Валентайн
Шрифт:
По ночам он дожидается темноты. Пока тот кельтский мальчик, Клаэлин, не заснет у ног императора. И тогда он входит в пурпурный шатер и играет на лире. Неизбывное горе заразило Адриана бессонницей: он читает классические сочинения при свете масляной лампы, ища утешения в знакомых словах древних философов и поэтов — Гомера, Алкея, Платона.
Он поет песни, которые выучил еще до того, как его обратили. Он поет на греческом, который уже кажется архаичным, хотя с той поры сменилось лишь два или три поколения. Слова песен — еще древнее. Никто уже и не помнит, как они звучали изначально.

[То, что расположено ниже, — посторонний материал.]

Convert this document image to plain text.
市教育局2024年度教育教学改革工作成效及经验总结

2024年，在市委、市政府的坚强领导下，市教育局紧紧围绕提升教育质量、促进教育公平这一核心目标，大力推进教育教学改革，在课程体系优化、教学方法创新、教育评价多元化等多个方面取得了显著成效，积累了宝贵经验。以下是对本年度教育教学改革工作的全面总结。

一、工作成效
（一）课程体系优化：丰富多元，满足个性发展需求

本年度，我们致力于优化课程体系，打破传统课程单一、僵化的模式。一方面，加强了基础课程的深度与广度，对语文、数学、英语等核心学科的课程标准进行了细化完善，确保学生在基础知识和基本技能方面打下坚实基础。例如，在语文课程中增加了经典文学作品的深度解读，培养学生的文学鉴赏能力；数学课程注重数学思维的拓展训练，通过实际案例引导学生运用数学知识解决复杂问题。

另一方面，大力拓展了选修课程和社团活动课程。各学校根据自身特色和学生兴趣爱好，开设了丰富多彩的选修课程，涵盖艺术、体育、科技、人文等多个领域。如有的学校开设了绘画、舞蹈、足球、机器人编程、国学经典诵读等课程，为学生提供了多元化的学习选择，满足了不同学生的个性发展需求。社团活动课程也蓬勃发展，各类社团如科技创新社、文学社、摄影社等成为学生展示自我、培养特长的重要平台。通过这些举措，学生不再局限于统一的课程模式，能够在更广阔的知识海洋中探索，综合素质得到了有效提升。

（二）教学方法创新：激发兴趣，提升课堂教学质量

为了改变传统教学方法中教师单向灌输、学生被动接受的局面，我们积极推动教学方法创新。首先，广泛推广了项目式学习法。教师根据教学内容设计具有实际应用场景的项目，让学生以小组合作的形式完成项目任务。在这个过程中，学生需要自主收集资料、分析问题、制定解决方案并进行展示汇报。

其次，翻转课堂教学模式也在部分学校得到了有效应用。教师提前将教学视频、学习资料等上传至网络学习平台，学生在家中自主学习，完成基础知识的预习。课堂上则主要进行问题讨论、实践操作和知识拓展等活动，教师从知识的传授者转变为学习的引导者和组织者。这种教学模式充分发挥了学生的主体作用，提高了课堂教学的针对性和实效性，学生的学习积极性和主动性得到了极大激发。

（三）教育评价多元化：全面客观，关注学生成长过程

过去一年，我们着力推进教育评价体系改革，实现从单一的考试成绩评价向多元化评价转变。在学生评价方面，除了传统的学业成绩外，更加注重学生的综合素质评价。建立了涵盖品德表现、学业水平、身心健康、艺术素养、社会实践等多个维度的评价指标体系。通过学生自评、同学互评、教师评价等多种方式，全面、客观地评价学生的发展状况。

Но они по-прежнему красивы:
Мое сердце дрожит от любви,
Как
— Сапфо — моя любимая поэтесса, — говорит император и отпивает глоток неразбавленного вина, в котором он топит свою печаль. — Но что знаешь о любви ты, Антиной... ты, такой юный. Ты — как пустой сосуд. Прежде надо дождаться, чтобы в тебя перелили вино — а потом его уже будут брать у тебя. И в любви точно так же. Сначала любят тебя — за твои юность и красоту, а потом любишь ты — когда годы берут свое, и твоя красота увядает. Сначала берешь, а потом отдаешь.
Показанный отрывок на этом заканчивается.